Congress' watchdog agency, the Government Accountability Office, is warning that the Pentagon needs to improve how it plans for and manages development of critical intelligence and surveillance systems.
In a report released April 23, the GAO said the military has struggled "to improve integration across DOD and national intelligence agencies" hampered by the widely differing missions and bureaucratic cultures of the intelligence agencies.
This is not an academic exercise. The report notes that the military plans to spend $28 billion over the next seven years to field a wide array of intelligence, surveillance and reconnaissance systems. That's just airborne systems and does not include spy satellites, with their traditionally hefty price tags.

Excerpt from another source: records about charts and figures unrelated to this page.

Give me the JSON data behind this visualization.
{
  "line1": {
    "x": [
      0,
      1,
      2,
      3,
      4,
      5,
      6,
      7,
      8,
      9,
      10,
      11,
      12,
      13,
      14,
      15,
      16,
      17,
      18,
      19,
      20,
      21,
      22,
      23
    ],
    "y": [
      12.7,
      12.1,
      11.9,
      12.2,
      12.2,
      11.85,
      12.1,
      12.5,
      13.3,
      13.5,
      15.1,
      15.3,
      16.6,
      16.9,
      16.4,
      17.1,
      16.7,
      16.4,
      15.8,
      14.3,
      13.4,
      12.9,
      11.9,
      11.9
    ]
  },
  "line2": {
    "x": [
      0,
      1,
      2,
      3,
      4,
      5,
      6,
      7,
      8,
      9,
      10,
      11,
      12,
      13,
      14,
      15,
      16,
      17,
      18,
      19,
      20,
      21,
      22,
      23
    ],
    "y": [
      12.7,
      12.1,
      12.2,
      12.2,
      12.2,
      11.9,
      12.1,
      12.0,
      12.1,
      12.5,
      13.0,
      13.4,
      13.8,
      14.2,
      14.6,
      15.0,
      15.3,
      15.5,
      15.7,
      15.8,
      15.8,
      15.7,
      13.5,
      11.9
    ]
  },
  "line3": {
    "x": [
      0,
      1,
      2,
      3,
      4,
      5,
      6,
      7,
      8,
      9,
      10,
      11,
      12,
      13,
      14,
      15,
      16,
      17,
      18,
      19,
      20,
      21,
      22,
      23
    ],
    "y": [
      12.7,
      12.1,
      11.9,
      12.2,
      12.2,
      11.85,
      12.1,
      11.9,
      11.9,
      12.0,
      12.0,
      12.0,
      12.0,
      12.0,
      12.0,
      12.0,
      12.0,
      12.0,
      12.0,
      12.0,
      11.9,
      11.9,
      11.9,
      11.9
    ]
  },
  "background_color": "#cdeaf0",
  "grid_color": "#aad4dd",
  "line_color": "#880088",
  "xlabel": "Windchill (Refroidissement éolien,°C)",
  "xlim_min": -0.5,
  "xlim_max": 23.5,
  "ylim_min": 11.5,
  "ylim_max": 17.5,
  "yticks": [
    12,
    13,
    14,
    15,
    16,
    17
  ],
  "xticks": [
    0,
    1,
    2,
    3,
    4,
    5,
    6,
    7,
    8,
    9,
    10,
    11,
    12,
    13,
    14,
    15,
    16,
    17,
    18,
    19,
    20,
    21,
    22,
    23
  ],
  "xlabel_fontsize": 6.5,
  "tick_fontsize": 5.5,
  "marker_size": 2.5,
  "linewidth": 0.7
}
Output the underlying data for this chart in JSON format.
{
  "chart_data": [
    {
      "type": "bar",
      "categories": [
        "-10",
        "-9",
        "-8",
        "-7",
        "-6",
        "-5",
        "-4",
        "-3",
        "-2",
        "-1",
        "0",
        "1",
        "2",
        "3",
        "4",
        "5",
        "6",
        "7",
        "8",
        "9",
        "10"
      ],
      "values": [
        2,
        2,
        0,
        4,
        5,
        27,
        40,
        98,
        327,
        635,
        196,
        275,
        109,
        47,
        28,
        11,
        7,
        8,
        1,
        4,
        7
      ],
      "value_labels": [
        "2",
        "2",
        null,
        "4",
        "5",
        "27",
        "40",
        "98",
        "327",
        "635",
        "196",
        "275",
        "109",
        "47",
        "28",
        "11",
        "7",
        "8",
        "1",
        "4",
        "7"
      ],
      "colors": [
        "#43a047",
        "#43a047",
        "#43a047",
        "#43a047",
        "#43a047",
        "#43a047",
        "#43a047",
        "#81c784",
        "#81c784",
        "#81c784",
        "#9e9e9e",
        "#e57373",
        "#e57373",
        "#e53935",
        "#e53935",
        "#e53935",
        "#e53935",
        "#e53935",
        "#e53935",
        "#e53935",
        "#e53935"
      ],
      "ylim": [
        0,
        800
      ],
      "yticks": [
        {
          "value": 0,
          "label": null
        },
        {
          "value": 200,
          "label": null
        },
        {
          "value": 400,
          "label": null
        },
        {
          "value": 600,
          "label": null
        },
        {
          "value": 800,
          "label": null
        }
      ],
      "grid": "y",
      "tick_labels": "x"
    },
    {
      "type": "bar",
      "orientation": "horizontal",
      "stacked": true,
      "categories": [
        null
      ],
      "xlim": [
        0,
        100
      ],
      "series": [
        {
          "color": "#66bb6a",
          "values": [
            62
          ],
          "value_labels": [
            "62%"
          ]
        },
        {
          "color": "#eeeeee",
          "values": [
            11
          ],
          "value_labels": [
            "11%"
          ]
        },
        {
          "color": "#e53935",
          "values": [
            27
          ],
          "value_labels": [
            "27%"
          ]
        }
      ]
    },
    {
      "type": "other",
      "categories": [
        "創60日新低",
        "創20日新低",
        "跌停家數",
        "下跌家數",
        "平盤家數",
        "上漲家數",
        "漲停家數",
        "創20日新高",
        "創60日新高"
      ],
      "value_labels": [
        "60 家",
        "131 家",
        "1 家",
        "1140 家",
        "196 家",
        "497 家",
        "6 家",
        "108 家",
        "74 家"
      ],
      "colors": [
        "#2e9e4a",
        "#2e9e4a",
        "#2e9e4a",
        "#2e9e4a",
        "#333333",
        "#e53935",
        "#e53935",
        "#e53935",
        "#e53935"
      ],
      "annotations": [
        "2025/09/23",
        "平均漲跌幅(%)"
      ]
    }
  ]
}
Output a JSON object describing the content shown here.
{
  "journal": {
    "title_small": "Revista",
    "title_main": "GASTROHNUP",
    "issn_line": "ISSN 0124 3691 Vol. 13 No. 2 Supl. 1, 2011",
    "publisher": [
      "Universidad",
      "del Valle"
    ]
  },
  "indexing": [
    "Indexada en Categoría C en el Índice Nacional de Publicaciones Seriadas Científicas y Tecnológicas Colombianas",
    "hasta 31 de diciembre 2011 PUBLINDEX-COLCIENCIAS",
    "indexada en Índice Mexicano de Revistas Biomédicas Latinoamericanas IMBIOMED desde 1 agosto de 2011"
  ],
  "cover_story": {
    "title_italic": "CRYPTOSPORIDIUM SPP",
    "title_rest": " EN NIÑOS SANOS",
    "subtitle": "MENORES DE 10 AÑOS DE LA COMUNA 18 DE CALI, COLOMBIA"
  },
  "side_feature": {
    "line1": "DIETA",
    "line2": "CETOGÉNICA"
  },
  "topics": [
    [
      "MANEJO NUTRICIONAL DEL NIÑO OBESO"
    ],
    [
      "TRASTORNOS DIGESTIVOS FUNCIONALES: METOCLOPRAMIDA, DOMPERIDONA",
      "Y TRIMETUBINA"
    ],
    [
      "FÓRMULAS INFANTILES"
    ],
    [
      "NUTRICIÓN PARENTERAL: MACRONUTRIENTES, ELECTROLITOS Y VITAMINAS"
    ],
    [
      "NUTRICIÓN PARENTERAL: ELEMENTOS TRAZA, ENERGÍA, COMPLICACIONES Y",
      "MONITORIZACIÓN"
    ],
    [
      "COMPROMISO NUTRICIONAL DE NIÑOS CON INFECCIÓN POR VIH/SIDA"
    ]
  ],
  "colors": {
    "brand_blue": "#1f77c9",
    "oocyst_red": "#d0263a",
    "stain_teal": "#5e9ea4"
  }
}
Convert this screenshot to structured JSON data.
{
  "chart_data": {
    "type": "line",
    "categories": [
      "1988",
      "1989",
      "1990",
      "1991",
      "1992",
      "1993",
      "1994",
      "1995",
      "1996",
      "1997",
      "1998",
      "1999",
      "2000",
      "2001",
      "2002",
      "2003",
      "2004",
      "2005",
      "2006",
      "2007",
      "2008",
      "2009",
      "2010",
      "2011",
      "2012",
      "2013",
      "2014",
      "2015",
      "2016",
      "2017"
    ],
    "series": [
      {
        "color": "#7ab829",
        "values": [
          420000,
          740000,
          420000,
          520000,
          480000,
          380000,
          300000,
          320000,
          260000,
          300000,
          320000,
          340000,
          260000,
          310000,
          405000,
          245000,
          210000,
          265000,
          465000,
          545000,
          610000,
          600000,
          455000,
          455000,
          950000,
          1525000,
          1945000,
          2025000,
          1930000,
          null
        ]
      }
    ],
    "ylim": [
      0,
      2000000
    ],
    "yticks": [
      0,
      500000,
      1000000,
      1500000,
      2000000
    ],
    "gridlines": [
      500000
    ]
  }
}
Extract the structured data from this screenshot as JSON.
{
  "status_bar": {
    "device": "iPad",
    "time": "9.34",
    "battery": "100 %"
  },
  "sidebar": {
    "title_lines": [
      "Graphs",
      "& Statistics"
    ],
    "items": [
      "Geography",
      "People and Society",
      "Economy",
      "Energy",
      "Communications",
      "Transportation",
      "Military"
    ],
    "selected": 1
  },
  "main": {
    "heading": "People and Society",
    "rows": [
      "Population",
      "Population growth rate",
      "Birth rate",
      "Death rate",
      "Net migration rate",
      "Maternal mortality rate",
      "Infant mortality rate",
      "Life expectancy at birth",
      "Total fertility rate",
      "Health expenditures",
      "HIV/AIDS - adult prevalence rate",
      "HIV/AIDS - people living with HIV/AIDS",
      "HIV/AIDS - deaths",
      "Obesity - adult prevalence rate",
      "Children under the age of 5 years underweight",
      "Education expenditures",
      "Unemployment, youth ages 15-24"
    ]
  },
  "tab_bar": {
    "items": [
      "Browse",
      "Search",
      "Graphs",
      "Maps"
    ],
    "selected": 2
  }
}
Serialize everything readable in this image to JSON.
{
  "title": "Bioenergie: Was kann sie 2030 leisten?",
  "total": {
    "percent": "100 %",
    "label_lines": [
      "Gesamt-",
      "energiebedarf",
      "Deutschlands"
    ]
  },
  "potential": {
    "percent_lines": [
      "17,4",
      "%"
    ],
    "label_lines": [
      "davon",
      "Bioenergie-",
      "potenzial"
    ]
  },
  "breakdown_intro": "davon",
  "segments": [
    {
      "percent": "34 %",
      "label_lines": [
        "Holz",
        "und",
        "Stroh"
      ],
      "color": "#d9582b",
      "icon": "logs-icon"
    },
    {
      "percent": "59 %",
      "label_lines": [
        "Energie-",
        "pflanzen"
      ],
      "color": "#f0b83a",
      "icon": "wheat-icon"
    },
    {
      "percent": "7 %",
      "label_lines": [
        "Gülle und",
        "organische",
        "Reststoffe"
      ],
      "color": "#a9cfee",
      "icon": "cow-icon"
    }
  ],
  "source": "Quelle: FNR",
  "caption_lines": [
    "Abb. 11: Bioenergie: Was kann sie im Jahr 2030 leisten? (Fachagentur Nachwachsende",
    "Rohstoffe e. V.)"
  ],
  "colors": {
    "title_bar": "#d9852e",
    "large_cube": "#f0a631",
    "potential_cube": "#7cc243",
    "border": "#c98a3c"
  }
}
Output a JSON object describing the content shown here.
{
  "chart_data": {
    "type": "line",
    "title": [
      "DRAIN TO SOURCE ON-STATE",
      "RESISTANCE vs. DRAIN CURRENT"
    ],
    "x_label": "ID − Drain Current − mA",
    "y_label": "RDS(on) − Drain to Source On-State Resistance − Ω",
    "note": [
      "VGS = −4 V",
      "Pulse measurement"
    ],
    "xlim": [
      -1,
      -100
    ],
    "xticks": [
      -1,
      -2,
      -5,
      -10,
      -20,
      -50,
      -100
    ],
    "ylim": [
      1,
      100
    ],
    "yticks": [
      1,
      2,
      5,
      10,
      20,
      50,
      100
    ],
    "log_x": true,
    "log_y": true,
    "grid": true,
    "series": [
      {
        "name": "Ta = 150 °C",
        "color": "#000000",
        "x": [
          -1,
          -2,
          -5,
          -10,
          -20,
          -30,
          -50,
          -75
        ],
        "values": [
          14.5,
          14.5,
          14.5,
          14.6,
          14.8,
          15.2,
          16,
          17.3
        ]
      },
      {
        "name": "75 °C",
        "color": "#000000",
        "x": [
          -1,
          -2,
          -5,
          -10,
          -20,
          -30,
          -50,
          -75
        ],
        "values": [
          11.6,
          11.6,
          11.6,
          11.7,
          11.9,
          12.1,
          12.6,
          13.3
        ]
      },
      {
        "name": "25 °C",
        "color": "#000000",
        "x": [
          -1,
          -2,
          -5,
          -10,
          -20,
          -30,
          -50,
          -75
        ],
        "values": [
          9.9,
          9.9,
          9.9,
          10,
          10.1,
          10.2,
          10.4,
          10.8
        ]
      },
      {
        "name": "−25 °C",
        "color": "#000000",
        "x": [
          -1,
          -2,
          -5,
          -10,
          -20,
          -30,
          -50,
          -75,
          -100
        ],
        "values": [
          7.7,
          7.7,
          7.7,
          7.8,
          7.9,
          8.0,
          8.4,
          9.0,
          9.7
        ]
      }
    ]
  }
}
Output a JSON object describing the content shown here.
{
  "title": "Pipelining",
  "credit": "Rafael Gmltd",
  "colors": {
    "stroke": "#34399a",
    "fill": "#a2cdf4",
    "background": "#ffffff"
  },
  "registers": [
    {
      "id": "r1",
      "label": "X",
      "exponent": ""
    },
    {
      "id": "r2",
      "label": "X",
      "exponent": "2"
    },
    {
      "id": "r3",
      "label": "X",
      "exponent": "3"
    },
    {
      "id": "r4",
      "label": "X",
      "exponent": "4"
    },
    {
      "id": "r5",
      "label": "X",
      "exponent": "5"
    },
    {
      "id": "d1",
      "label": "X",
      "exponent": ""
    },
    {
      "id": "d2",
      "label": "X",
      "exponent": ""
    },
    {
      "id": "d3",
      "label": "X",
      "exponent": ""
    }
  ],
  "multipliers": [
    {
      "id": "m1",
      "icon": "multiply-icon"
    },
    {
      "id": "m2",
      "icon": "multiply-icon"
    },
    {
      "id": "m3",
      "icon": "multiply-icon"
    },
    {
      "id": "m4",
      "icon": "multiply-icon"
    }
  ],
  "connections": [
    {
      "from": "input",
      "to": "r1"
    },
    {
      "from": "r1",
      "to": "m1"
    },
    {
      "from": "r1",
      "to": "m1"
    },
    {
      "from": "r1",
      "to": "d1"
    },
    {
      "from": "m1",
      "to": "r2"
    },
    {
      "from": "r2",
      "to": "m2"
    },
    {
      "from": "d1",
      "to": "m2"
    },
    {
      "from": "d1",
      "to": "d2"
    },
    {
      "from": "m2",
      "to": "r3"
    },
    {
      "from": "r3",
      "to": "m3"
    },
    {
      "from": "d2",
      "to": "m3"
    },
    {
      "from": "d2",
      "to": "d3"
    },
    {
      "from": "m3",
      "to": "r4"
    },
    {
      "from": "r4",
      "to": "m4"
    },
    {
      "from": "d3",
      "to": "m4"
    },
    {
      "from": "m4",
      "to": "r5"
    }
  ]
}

The GAO report cites one example where the Pentagon "had difficulty obtaining complete information" on top secret "national" assets - usually a veiled reference to highly classified radar and electro-optical satellites - "because of security classifications of other agency documents." Also, budget wars have hampered the effort to improve coordination across the intelligence enterprise, the GAO report says. In classic understated fashion, the report says that "disagreements about equitable funding from each budget have led to program delays."
The Pentagon has drawn up an "ISR Integration Roadmap" but it does not appear to help much, if the report's language is parsed carefully. The roadmap does not "provide a long-term view of what capabilities are required to achieve strategic goals or provide detailed information that would make it useful as a basis for deciding among alternative investments."
The GAO reviewed 19 intelligence and reconnaissance systems proposals and found that 12 "sponsors" - this could be a combatant command, an intelligence agency or a service -- "did not complete assessments, and the completeness of the remaining seven sponsors' assessments varied." Perhaps most worrying, was the office's finding that the entity charged with overseeing these crucial decisions - the Battlespace Awareness Functional Capabilities Board -- "lacks adequate numbers of dedicated, skilled personnel to engage in early coordination with sponsors and to review sponsors' assessments."
The report's authors recommend that Defense Secretary Robert Gates tells Adm. Mike Mullen, chairman of the Joint Chiefs of Staff, and James Clapper, undersecretary of Defense for intelligence, to work together and develop "a comprehensive source of information on all ISR capabilities." Also, Gates should also put in place a monitoring process to make sure the capabilities board and those it works with do a better job. Finally, the report's authors say the capabilities board's staffing levels and their expertise should be reviewed.